Ibec committed to eradication of bogus self-employment
For the avoidance of doubt, Ibec is equally committed to rooting out bogus self-employment. We are keenly aware of the cost to the Exchequer and the undermining of legitimate business practices and employment rights compliance that it presents. However, there are many instances of project work and outsourcing which may well constitute perfectly legitimate commercial arrangements which risk being captured by the blunt response proposed in the Labour party’s Private Members’ Bill. The current common law approach, honed over many years and difficult cases, remains the best manner of addressing the question of whether an arrangement is one of employment or not. This common law approach takes better account of the significant regulation which attaches to the employment relationship and the increasing legal responsibilities of employers. Furthermore, although dating back many years, the common law tests have stood the test of time and have shown themselves to be capable to addressing new working relationships as they emerge. The Revenue Commissioners’ Code of Practice for Determining Employment or Self-employment Status for Individuals remains a very useful and user-friendly tool to assess the true nature of a relationship.

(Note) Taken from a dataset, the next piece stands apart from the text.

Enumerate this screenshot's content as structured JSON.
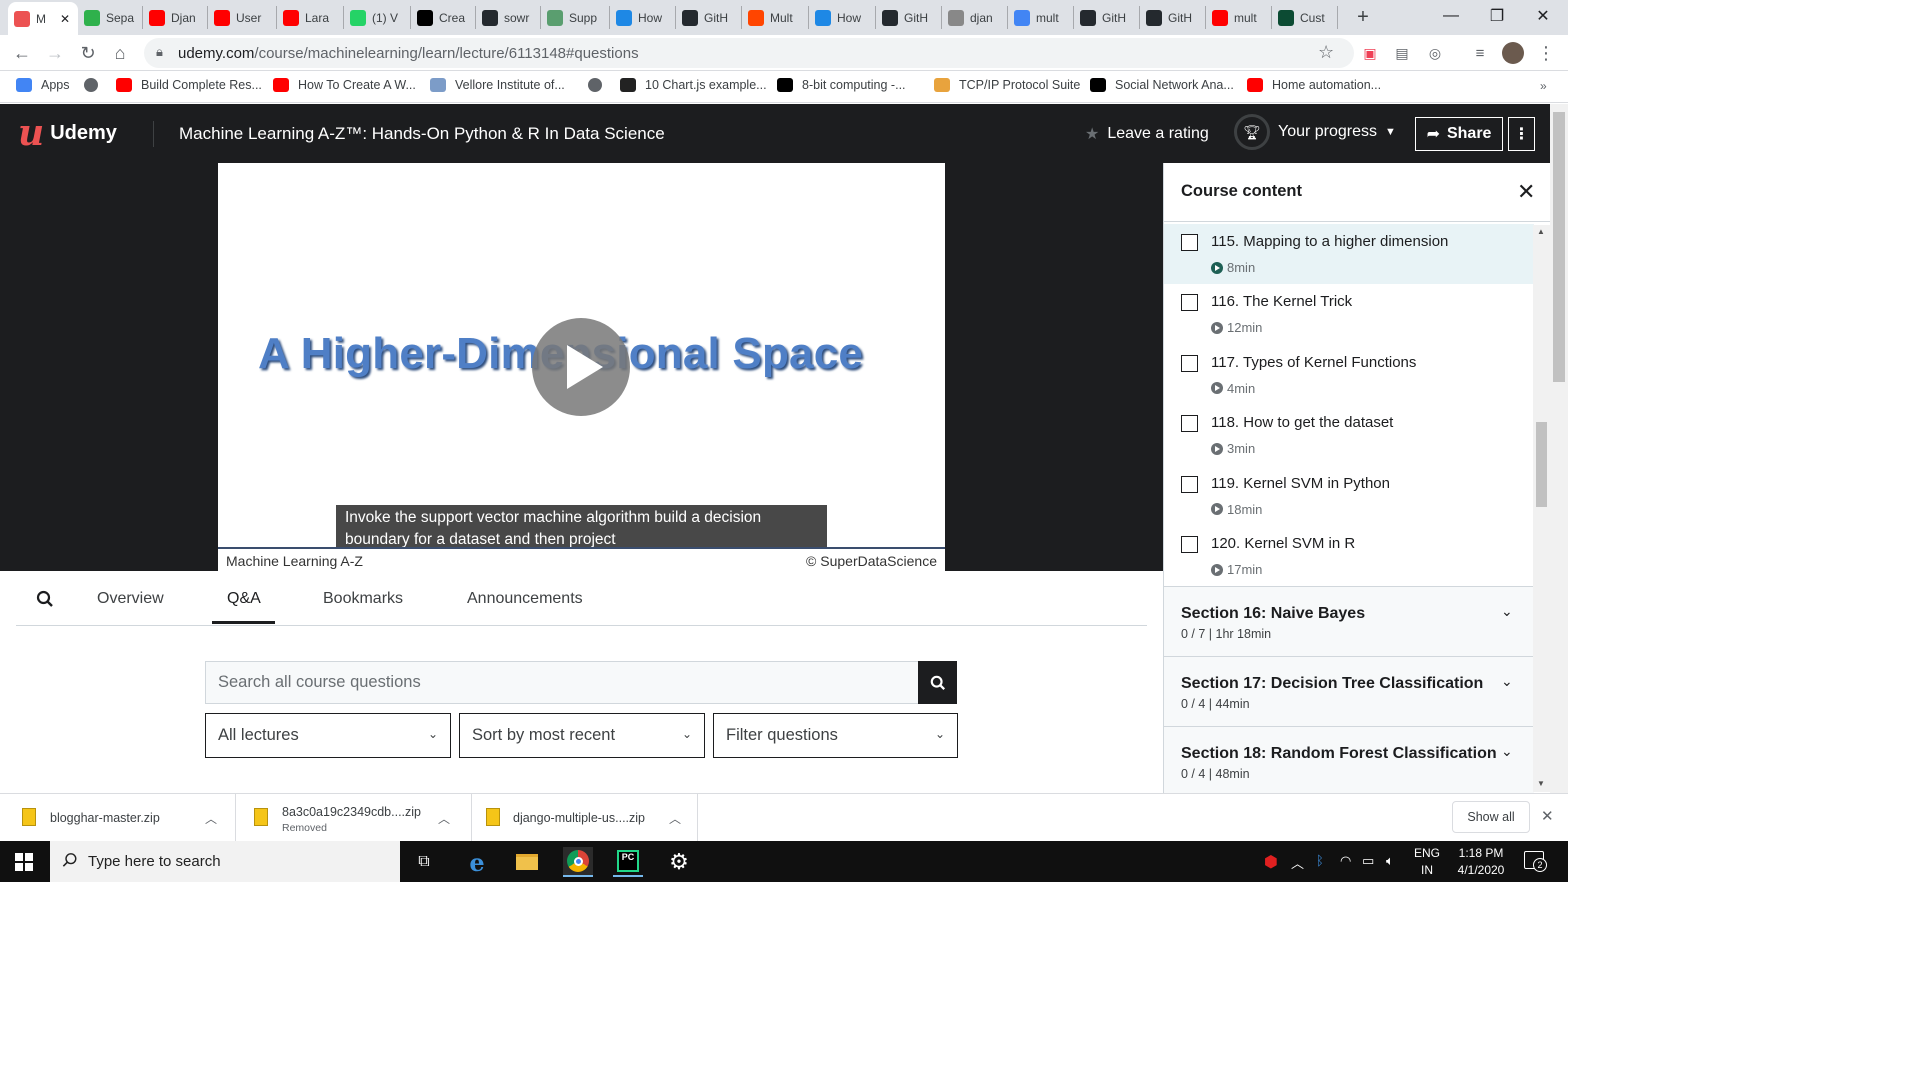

The use of independent contractors in good faith remains one of the few flexible options open to individuals and organisations and is required for the performance of services needed for a short period of time, or on an ad hoc basis, or where an organisation lacks the relevant skills in-house. It is vital that any proposed further regulation of these arrangements maintains this flexibility.
It is important to note that draft legislation referred to above is a Private Members’ Bill and as such may not proceed to become legislation in its current form or at all. However, Ibec is mindful of the experience with the Competition (Amendment) Act 2017 and the wider support that may exist for the issues addressed in the Bill. Notwithstanding its genesis as a Private Members’ Bill, the proposed legislation has garnered considerable interest in the media and Ibec will be tracking its level of support and progress in the coming weeks.